HPC Solutions for Studying Genome Macroevolution
Phylogenetic comparative methods have become an essential computational tool to study problems across biology, linguistics, and paleontology, among other fields. They can be used to investigate important questions, such as the tempo (rate) and mode (gradual/punctuated) of evolution, correlated change, directional evolution, adaptive radiations, and ancestral character states.

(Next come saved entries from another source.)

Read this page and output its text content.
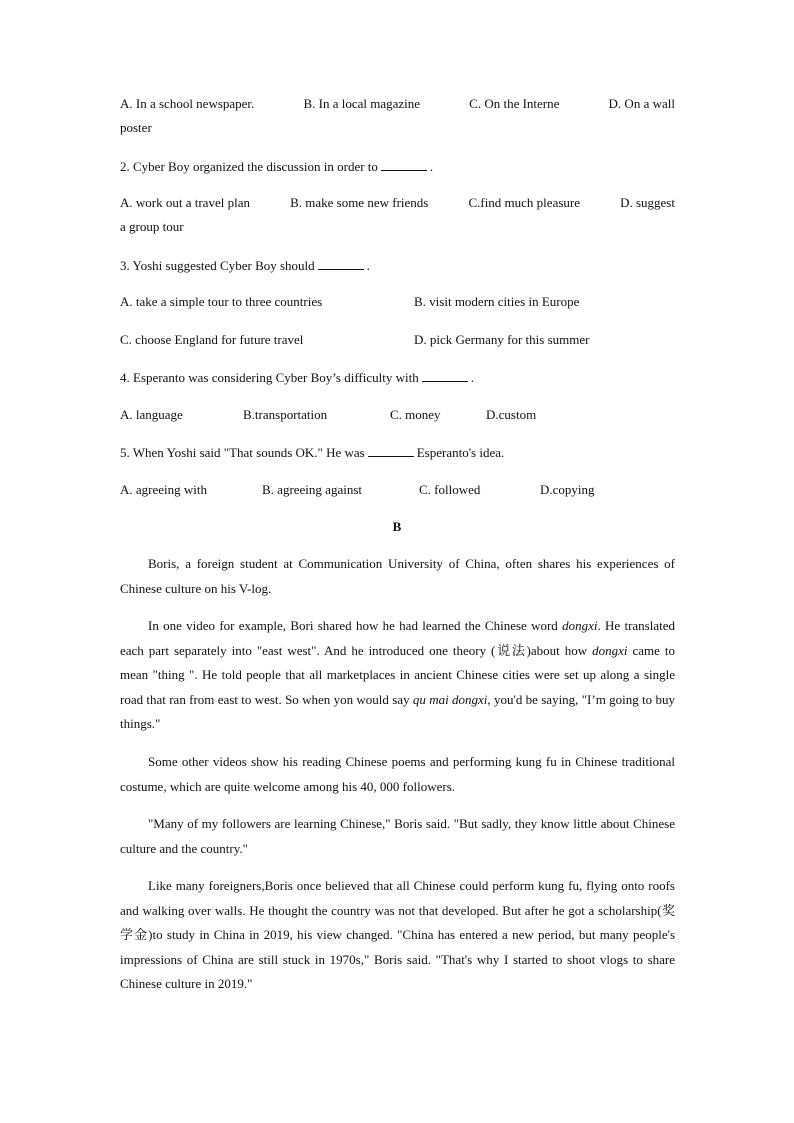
A. In a school newspaper.	B. In a local magazine	C. On the Interne	D. On a wall
poster
2. Cyber Boy organized the discussion in order to	.
A. work out a travel plan	B. make some new friends	C.find much pleasure	D. suggest
a group tour
3. Yoshi suggested Cyber Boy should	.
A. take a simple tour to three countries	B. visit modern cities in Europe
C. choose England for future travel	D. pick Germany for this summer
4. Esperanto was considering Cyber Boy’s difficulty with	.
A. language	B.transportation	C. money	D.custom
5. When Yoshi said "That sounds OK." He was	Esperanto's idea.
A. agreeing with	B. agreeing against	C. followed	D.copying
B
Boris, a foreign student at Communication University of China, often shares his experiences of Chinese culture on his V-log.
In one video for example, Bori shared how he had learned the Chinese word dongxi. He translated each part separately into "east west". And he introduced one theory (说法)about how dongxi came to mean "thing ". He told people that all marketplaces in ancient Chinese cities were set up along a single road that ran from east to west. So when yon would say qu mai dongxi, you'd be saying, "I’m going to buy things."
Some other videos show his reading Chinese poems and performing kung fu in Chinese traditional costume, which are quite welcome among his 40, 000 followers.
"Many of my followers are learning Chinese," Boris said. "But sadly, they know little about Chinese culture and the country."
Like many foreigners,Boris once believed that all Chinese could perform kung fu, flying onto roofs and walking over walls. He thought the country was not that developed. But after he got a scholarship(奖学金)to study in China in 2019, his view changed. "China has entered a new period, but many people's impressions of China are still stuck in 1970s," Boris said. "That's why I started to shoot vlogs to share Chinese culture in 2019."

A major challenge for current comparative methods is the vast growth in the size of datasets. Researchers are currently limited to models and software originally designed for datasets smaller by one to two orders-of-magnitude. In the early 2000’s a dataset of 100 to 200 taxa was considered large. Now researchers have access to datasets of 10,000 birds and 55,000 plants, for example. Datasets for genomic traits are even larger. Big data allows evolution to be studied in exceptional detail, but inherently contains greater amounts of heterogeneity. For example, the comparative analysis of gene trees in vertebrate genomes is a massive dataset that could be used to determine how much evolutionary change is clock-like versus punctuated. This is a basic, yet unaddressed, question in biology, in part because scalable models and high performance computing (HPC) software are not available. Standard comparative methods assume uniform evolutionary processes, which will misestimate model parameters in even moderately-sized datasets and lead researchers to erroneous conclusions about how their systems are evolving with no way to identify and correct the error. Both variable rate models and HPC code are needed to keep pace with accelerating data generation. We are working with Andrew Mead and Chris Venditti at the University of Reading (UK) to develop HPC solutions to address this problem.
As an example, we used a novel variable rate model to study Dmrt1 exon data. Dmrt1 differentiates sex in animals as distantly related as fruit flies, nematodes, and humans (Ferguson-Smith 2007). We found substantial support for a variable rate model with most rapid shifts in evolution occurring in terminal branches, suggesting that the number of exons is part of species-specific adaptation. Notably, the rate of exon gain/loss is much slower in fish (top, blue in Figure) than in amniotes (bottom, red in Figure) (p-value < 0.0001). Analysis using this method suggests that fish are evolving more slowly in how Dmrt1 exons are being recruited during the evolution of sex determination – despite the greater amount of nucleotide evolution in fish compared with amniotes.